Tailor-made drug treatment for children: creation of an infrastructure for data-sharing and population PK-PD modeling
Ibrahim Ince (1,2), Saskia N. de Wildt (1,6), Dick Tibboel (1), John N. van den Anker (1,4), Daan J. Crommelin (5), Meindert Danhof (2), Catherijne A.J. Knibbe (1,2,3)
(1) ErasmusMC Sophia Children’s Hospital, Departments of Paediatric Surgery and Paediatrics, Rotterdam, The Netherlands, (2) Leiden/Amsterdam Center For Drug Research, Department of Pharmacology, Leiden, The Netherlands, (3) St. Antonius Hospital, Department of Clinical Pharmacy, Nieuwegein, The Netherlands, (4) Children’s National Medical Center, George Washington University, Washington, DC, USA. (5) Top Institute Pharma, Leiden, The Netherlands, (6) The Hospital for Sick Children, Division of Clinical Pharmacology and Toxicology Toronto, Ontario
Objectives: Despite profound differences in response between children (of different ages) and adults, drugs are used in children in an empirical manner. While about 70% of the prescribed drugs are unlicensed or off-label, this has important implications for the efficacy and safety of pharmacotherapy in these vulnerable patients. When developing dosing schemes for drugs in children, non-linear mixed effects modeling (population approach) is important. It allows the usage of sparse data and implementation of co-variates, and distinguishes between drug-specific and system specific causes of variability in response, to develop evidence-based individualized dosing regimens for (classes of) drugs. Therefore, in the Netherlands, a multidisciplinary research platform for the design of individualized dosing regimens in children has been established, sponsored by the Dutch Top Institute Pharma. Partners in this platform are 4 academic institutions and 6 pharmaceutical industries.

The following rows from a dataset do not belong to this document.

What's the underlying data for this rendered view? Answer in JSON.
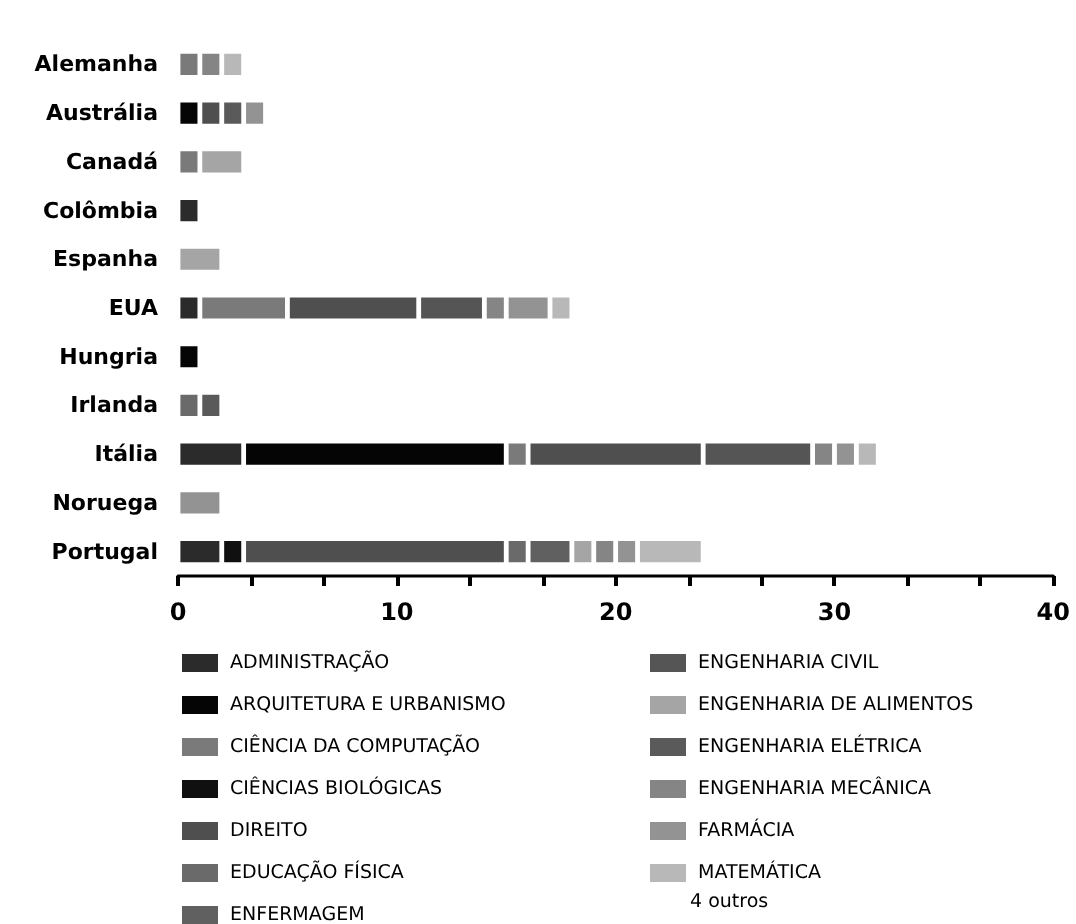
{
  "chart_data": {
    "type": "bar",
    "orientation": "horizontal",
    "stacked": true,
    "legend": "bottom",
    "categories": [
      "Alemanha",
      "Austrália",
      "Canadá",
      "Colômbia",
      "Espanha",
      "EUA",
      "Hungria",
      "Irlanda",
      "Itália",
      "Noruega",
      "Portugal"
    ],
    "xlim": [
      0,
      40
    ],
    "xticks": [
      0,
      {
        "value": 3.33,
        "label": null
      },
      {
        "value": 6.67,
        "label": null
      },
      10,
      {
        "value": 13.33,
        "label": null
      },
      {
        "value": 16.67,
        "label": null
      },
      20,
      {
        "value": 23.33,
        "label": null
      },
      {
        "value": 26.67,
        "label": null
      },
      30,
      {
        "value": 33.33,
        "label": null
      },
      {
        "value": 36.67,
        "label": null
      },
      40
    ],
    "series": [
      {
        "name": "ADMINISTRAÇÃO",
        "color": "#2b2b2b",
        "values": [
          null,
          null,
          null,
          1,
          null,
          1,
          null,
          null,
          3,
          null,
          2
        ]
      },
      {
        "name": "ARQUITETURA E URBANISMO",
        "color": "#050505",
        "values": [
          null,
          1,
          null,
          null,
          null,
          null,
          1,
          null,
          12,
          null,
          null
        ]
      },
      {
        "name": "CIÊNCIA DA COMPUTAÇÃO",
        "color": "#7a7a7a",
        "values": [
          1,
          null,
          1,
          null,
          null,
          4,
          null,
          null,
          1,
          null,
          null
        ]
      },
      {
        "name": "CIÊNCIAS BIOLÓGICAS",
        "color": "#101010",
        "values": [
          null,
          null,
          null,
          null,
          null,
          null,
          null,
          null,
          null,
          null,
          1
        ]
      },
      {
        "name": "DIREITO",
        "color": "#4f4f4f",
        "values": [
          null,
          1,
          null,
          null,
          null,
          6,
          null,
          null,
          8,
          null,
          12
        ]
      },
      {
        "name": "EDUCAÇÃO FÍSICA",
        "color": "#6a6a6a",
        "values": [
          null,
          null,
          null,
          null,
          null,
          null,
          null,
          1,
          null,
          null,
          1
        ]
      },
      {
        "name": "ENFERMAGEM",
        "color": "#606060",
        "values": [
          null,
          null,
          null,
          null,
          null,
          null,
          null,
          null,
          null,
          null,
          2
        ]
      },
      {
        "name": "ENGENHARIA CIVIL",
        "color": "#555555",
        "values": [
          null,
          null,
          null,
          null,
          null,
          3,
          null,
          null,
          5,
          null,
          null
        ]
      },
      {
        "name": "ENGENHARIA DE ALIMENTOS",
        "color": "#a5a5a5",
        "values": [
          null,
          null,
          2,
          null,
          2,
          null,
          null,
          null,
          null,
          null,
          1
        ]
      },
      {
        "name": "ENGENHARIA ELÉTRICA",
        "color": "#5a5a5a",
        "values": [
          null,
          1,
          null,
          null,
          null,
          null,
          null,
          1,
          null,
          null,
          null
        ]
      },
      {
        "name": "ENGENHARIA MECÂNICA",
        "color": "#858585",
        "values": [
          1,
          null,
          null,
          null,
          null,
          1,
          null,
          null,
          1,
          null,
          1
        ]
      },
      {
        "name": "FARMÁCIA",
        "color": "#939393",
        "values": [
          null,
          1,
          null,
          null,
          null,
          2,
          null,
          null,
          1,
          2,
          1
        ]
      },
      {
        "name": "MATEMÁTICA",
        "color": "#b8b8b8",
        "values": [
          1,
          null,
          null,
          null,
          null,
          1,
          null,
          null,
          1,
          null,
          3
        ]
      }
    ],
    "annotations": [
      "4 outros"
    ]
  }
}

Methods: Modeling and simulation using non-linear mixed effects modeling for the development of rational dosing schemes in children involves: 1) optimization of trial design based on preliminary data, 2) development, including internal validation of population PK-PD models using sparse data, 3) external validation of the proposed models using independent data and 4) prospective clinical evaluation of the model-based individualized dosing regimens.
Results: To date, in the platform an infrastructure for sharing anonimized data in a secure environment, restricted access to predetermined investigators, extensive data checks and strict data management rules, has been created, allowing to implement the four steps in the development of dosing schemes for children. PK-PD model development has recently started.
Conclusions: The proposed infrastructure will allow to share datasets for model building and external validation for not only PK-PD model based age-specific dosing guidelines for specific drugs, but also a general dosing paradigm for drugs with similar disposition and/or effect.